CLANDESTINE by James Ellroy

Maggie had seemed to change during our lovemaking. She had gotten what she wanted, and it wasn’t love, or sex. Her smile and post-lovemaking ritual of bringing in brandy and snifters on a tray seemed to be saying, “Now that we have gotten that over with, we can get down to the real business of our meeting.”

We sat in bed and sipped brandy, both of us nude. I liked Maggie’s body: pale, freckled skin, gently rounded shoulders, soft stomach, and small soft breasts with large dark red nipples. I liked her openness in showing it to me even more, and had no desire to leave. The brandy was good, but I watched my intake. Maggie was sipping steadily, and would soon be pie-eyed. Maggie beamed at me as I shifted postures. I waggled my eyebrows a la Wacky Walker. Maggie beamed some more. I told her some lies about the insurance racket. She still beamed.

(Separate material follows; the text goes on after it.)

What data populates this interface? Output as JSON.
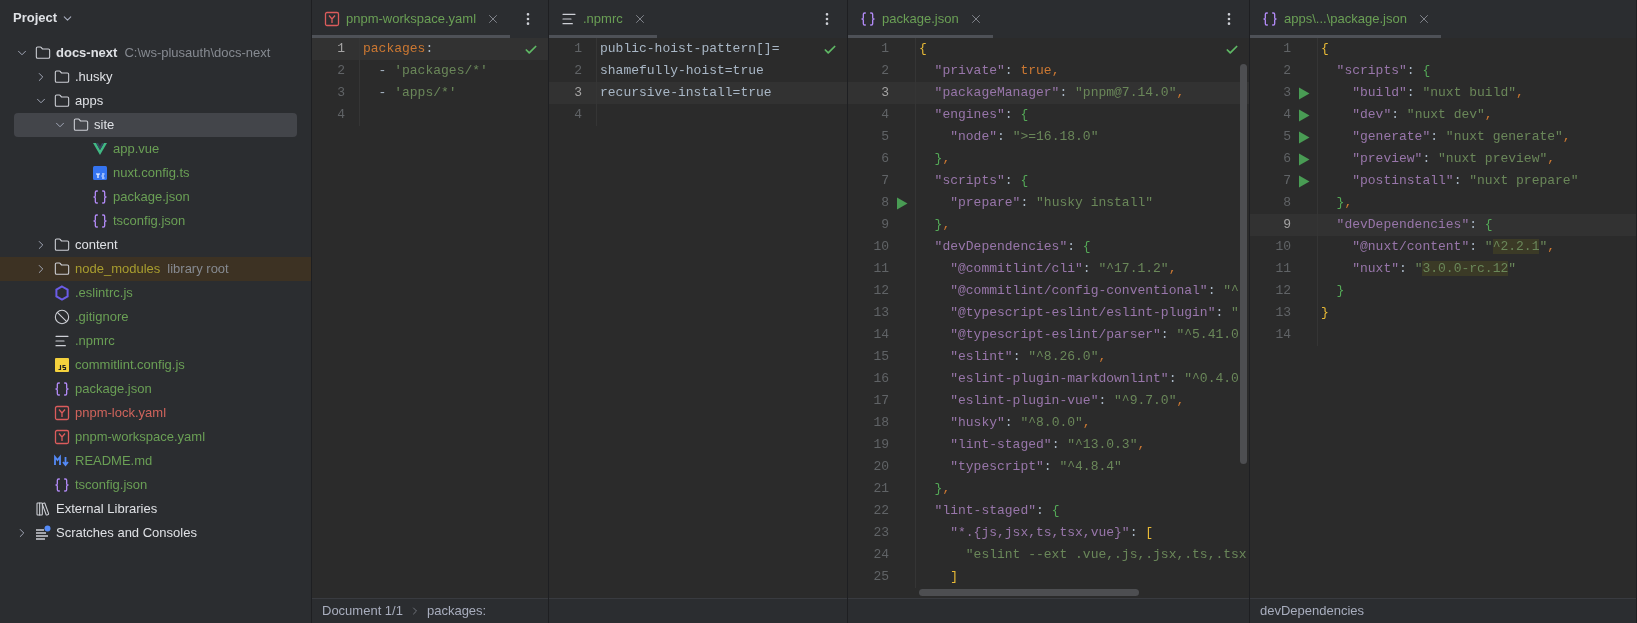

Finally she said, “Bill, let’s go into the living room, okay?” She dug two terry cloth robes out of her bedroom closet, then led me into the living room, gave me a big kiss on the cheek, and sat me down on the couch like a loving mother or schoolteacher. She went back into the bedroom and returned with a large leatherbound scrapbook.

She sat down between me and my piled-up clothes and poured herself more brandy. My robe was well worn and smelled fresh. As Maggie arranged the scrapbook on the coffee table I adjusted her robe to show off a fair amount of cleavage. She reacted with a prim kiss on my cheek. I disliked her for it. The ten-year gap in our ages was beginning to show.

“Memory lane, Bill,” Maggie said. “Would you like to take a little trip down memory lane with old Maggie?”

“You’re not old.”

“In some ways I am.”

“You’re in your prime.”

“Flatterer.”

She opened the scrapbook. On the first page were photographs of a tall, light-haired man in a World War I doughboy’s uniform. He stood alone in most of the sepia-tinted photos, and in a preeminent spot in the group shots.

“That’s my daddy,” Maggie said. “Mama used to get exasperated with him sometimes, and say bad things about him. When I was a little girl I asked her once, ‘If Daddy was so mean, why did you marry him?’ and she said, ‘Because he was the handsomest man I’d ever seen.'”

She turned the page. Wedding pictures and baby pictures.

“That’s Mama and Daddy’s wedding–1910. And that’s me as a little baby, just before Daddy went into the army.”

“Are you an only child, Maggie?”

“Yes. Are you?”

“Yes.”

She flipped the pages more rapidly. I watched time pass, seeing in minutes Maggie’s parents go from young to old and seeing Maggie go from infancy to lindy-hopping adolescent. Her face, as she danced at some long-gone high school sock-hop, was a heartbreakingly hopeful version of her current one.

She drank brandy, talking on in a wistful monotone, barely heeding my presence. She seemed to be leading up to something, working slowly toward some goal that would explain why she wanted me here.

“End of volume one, Bill,” Maggie said. She got up unsteadily from the sofa and knocked over my folded sportcoat. When she picked it up, she noted its heaviness and started to fumble in the pocket where I had put my gun and handcuffs. Before I had a chance to stop her, she withdrew the .38, screamed, and backed away from me, holding the gun shakily, pointed to the floor.

“No, no, no, no!” she gasped. “Please, no! I won’t let you hurt me! No!”

I got up and walked toward her, trying to remember if both safety locks were on. “I’m a policeman, Maggie,” I said softly, placatingly. “I don’t want to hurt you. Give me the gun, sweetheart.”

“No! I know who sent you! I knew he would! No! No!”

I picked up my trousers and pulled out my badge in its leather holder. I held it up. “See, Maggie? I’m a police officer. I didn’t want to tell you. A lot of people don’t like policemen. See? It’s a real badge, sweetheart.”